Os resultados revelaram uma predominância da geração Y na amostra, representando 57% do total, enquanto as gerações X e Z apresentaram participações idênticas de 22% cada. Notou-se a ausência completa de respondentes da categoria Baby Boomer, fato que pode ser atribuído à redução desse grupo no mercado de trabalho ativo devido a aposentadorias, ou ainda a possíveis barreiras de acesso digital e diferenças nos recortes etários adotados em diferentes literaturas. Quanto ao tempo de atuação na empresa atual, 40% dos profissionais possuem mais de 10 anos de casa, indicando uma amostra com experiência consolidada, enquanto 28% estão na organização entre três e cinco anos. No que tange à hierarquia, 31% dos respondentes ocupam cargos de liderança, como supervisão, coordenação ou gerência, sendo que a maioria desses líderes pertence à geração Y (22%), evidenciando um movimento de ascensão dessa geração a postos de comando, enquanto a geração X muitas vezes se desloca para posições de especialistas ou consultores seniores.

Ao analisar os valores e expectativas de trabalho, os dados permitiram identificar fatores estratégicos que impactam simultaneamente a satisfação e a retenção. Autonomia, flexibilidade, oportunidades de crescimento e remuneração foram classificados como elementos de alta influência. A autonomia obteve média de 4,04 para satisfação e 4,27 para retenção, enquanto a flexibilidade apresentou valores idênticos. Esses pilares são cruciais para as gerações mais jovens, que valorizam a liberdade de atuação e o crescimento acelerado (Coelho Neto, 2020; Vargas e Lopes, 2023). A flexibilidade, em particular, consolidou-se como uma exigência central no cenário pós-pandemia, sendo determinante para o engajamento. Por outro lado, fatores como segurança e estabilidade foram classificados como voltados apenas para a retenção, possuindo alta importância para a permanência (4,27), mas menor impacto na motivação diária (3,77), sendo uma característica mais valorizada pela geração X.

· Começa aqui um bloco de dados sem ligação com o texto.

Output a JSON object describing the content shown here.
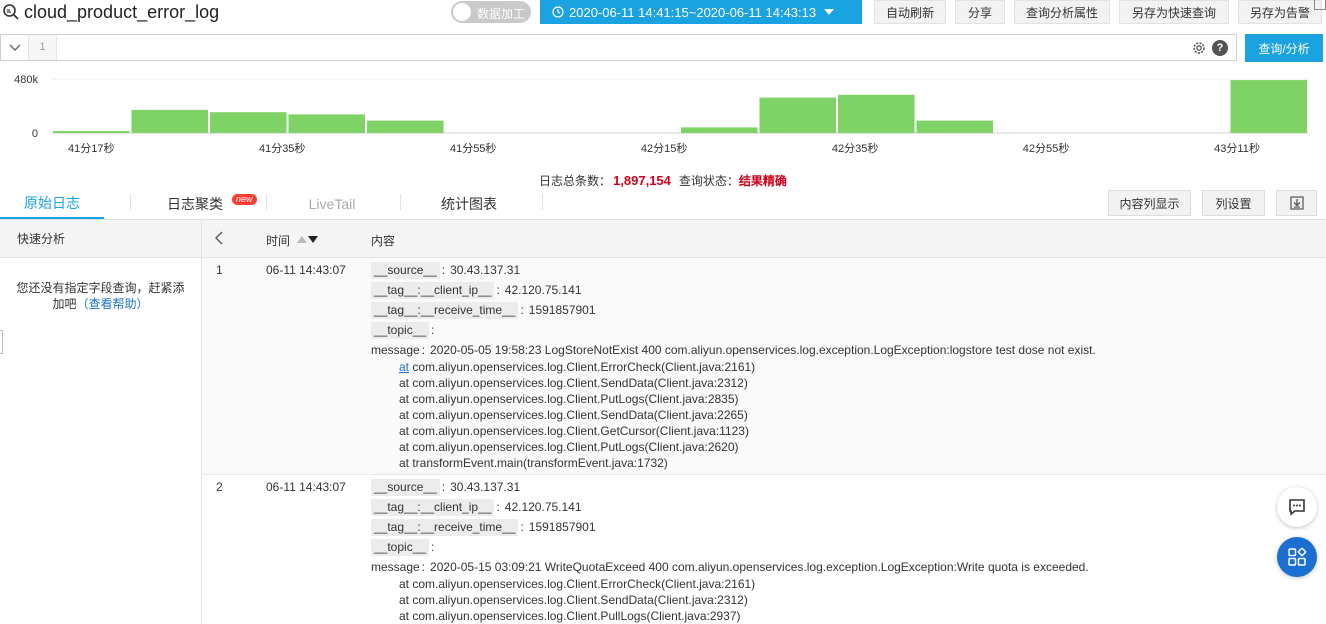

A cultura organizacional positiva e o propósito no trabalho apareceram como fatores que geram satisfação, mas que isoladamente não garantem a retenção a longo prazo. Profissionais da geração Y tendem a se engajar mais quando percebem alinhamento de valores, enquanto a geração Z demonstra um pragmatismo maior, priorizando o aprendizado contínuo (Vargas e Lopes, 2023). Curiosamente, elementos como diversidade, inclusão e o uso de novas tecnologias foram classificados no quadrante de baixo impacto. Isso sugere que, para as gerações mais novas, esses itens não são mais vistos como diferenciais competitivos, mas como pressupostos básicos e condições de base que devem estar presentes em qualquer ambiente profissional moderno (Tortorella, 2020). O estilo de liderança, quando não associado diretamente a práticas de desenvolvimento, também tendeu a perder impacto isolado na decisão de permanência do colaborador.

Os conflitos intergeracionais foram apontados como uma realidade por grande parte da amostra. Tanto a geração X (14%) quanto a geração Y (33%) identificaram as diferenças de valores — como lealdade à empresa versus flexibilidade e inovação — como o principal motivo de atritos, corroborando estudos anteriores (Coelho Neto, 2020; Pauli et al., 2020). O estilo de liderança foi citado por 28% como o segundo maior gerador de tensões, podendo agravar ou mitigar os conflitos existentes (Morais e Cova, 2025). A forma de comunicação e o uso de tecnologias digitais também foram mencionados, especialmente pela geração Y, que sente mais o impacto das diferenças de fluidez digital em relação aos colegas mais velhos (Bencisik et al., 2021). A pesquisa confirmou que esses conflitos não são triviais: 54% dos respondentes afirmaram que as divergências geracionais impactam diretamente o desempenho das equipes, percepção que é ainda mais acentuada entre os integrantes da geração Y (30%).

No que diz respeito ao estilo de liderança considerado ideal, houve uma clara inclinação para modelos que promovem a autonomia e o desenvolvimento. Atualmente, 33% dos respondentes percebem um estilo predominantemente delegativo em suas equipes. No entanto, quando questionados sobre a eficácia, as gerações Y e Z manifestaram forte preferência por lideranças participativas e baseadas em coaching, que ofereçam feedback frequente e diálogo constante (Vargas e Lopes, 2023; Coelho Neto, 2020). A geração X, embora também busque autonomia, valoriza a clareza nas diretrizes e a voz ativa nos processos decisórios. O estilo autoritário foi o menos desejado por todos os grupos, sendo apontado como um gerador de ruídos e desengajamento (Tortorella et al., 2020). Existe uma lacuna evidente entre a prática atual, muitas vezes excessivamente delegativa ou pouco estruturada, e a expectativa dos liderados por um acompanhamento mais próximo e orientador.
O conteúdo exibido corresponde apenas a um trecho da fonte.